In order to trigger the savings clause, a petitioner must meet three conditions: (1) he must show that he relies on a new statutory interpretation case rather than a constitutional case; (2) he must show that he relies on a decision that he could not have invoked in a prior § 2255 motion and that applies retroactively; and (3) he must demonstrate that there has been a "fundamental defect" in his conviction or sentence that is grave enough to be deemed a miscarriage of justice. Brown v. Caraway, 719 F.3d 583, 586 (7th Cir. 2013); see also Brown v. Rios, 696 F.3d 638, 640 (7th Cir. 2012). "[T]here must be some kind of structural problem with [S]ection 2255 before [S]ection 2241 becomes available. In other words, something more than a lack of success with a [S]ection 2255 motion must exist before the savings clause is satisfied." Webster v. Daniels, 784 F.3d 1123, 1136 (7th Cir. 2015).

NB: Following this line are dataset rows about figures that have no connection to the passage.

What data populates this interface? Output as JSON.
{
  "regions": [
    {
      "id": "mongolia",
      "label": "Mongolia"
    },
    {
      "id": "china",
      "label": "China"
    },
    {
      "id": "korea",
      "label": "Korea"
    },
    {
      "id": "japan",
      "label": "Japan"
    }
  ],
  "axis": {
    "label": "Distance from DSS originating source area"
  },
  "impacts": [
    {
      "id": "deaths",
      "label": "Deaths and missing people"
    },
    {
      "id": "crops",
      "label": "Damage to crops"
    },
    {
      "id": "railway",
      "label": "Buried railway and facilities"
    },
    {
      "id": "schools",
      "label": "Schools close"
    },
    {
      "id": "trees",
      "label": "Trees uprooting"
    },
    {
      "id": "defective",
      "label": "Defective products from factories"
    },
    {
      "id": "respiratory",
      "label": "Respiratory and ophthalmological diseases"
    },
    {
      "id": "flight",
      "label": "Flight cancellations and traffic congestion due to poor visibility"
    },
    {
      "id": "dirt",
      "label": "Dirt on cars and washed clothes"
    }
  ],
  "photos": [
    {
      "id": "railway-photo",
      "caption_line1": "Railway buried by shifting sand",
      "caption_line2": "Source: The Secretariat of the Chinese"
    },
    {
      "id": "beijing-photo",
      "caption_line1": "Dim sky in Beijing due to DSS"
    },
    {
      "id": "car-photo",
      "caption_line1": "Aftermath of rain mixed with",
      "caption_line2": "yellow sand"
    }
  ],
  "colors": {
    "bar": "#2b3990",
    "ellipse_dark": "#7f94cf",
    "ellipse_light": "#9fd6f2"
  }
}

Burton fails to demonstrate how a § 2255 proceeding would be "inadequate and ineffective" other than the fact his argument has been rejected in both the trial court and on appeal. He does not rely on any new case. Nor is there any fundamental defect in his conviction; 8 U.S.C. § 3231 confers subject-matter jurisdiction in district courts for "all offenses against the laws of the United States." The charges against Burton were for violations of 18 U.S.C. § 2113(a) and Congress has the Constitutional authority to enact such laws. United States v. Comstock, 560 U.S. 126, 135-36 (2010). Simply put, the constitutionality of the bank robbery statute has been confirmed. United States v. Watts, 256 F.3d 630, 633 (7th Cir. 2001) — there is nothing left to litigate.
For the foregoing reasons, the Petition for Writ of Habeas Corpus under 28 U.S.C. § 2241 (Doc. 1) is
If Petitioner wishes to appeal this dismissal, he may file a notice of appeal with this Court within the time allotted in Fed. R. App. P. 4(a)(1)(B). A motion for leave to appeal in forma pauperis should set forth the issues Petitioner plans to present on appeal. See Fed. R. App. P. 24(a)(1)(C). If Petitioner does choose to appeal and is allowed to proceed IFP, he will be required to pay a portion of the $505.00 appellate filing fee in order to pursue his appeal (the amount to be determined based on his prison trust fund account records for the past six months) irrespective of the outcome of the appeal. See Fed. R. App. P. 3(e); 28 U.S.C. § 1915(e)(2); Ammons v. Gerlinger, 547 F.3d 724, 725-26 (7th Cir. 2008); Sloan v. Lesza, 181 F.3d 857, 858-59 (7th Cir. 1999); Lucien v. Jockisch, 133 F.3d 464, 467 (7th Cir. 1998). A timely motion filed pursuant to Federal Rule of Civil Procedure 59(e) may toll the appeal deadline. It is not necessary for Petitioner to obtain a certificate of appealability in an appeal from this petition brought under Section 2241. Walker v. O'Brien, 216 F.3d 626, 638 (7th Cir. 2000).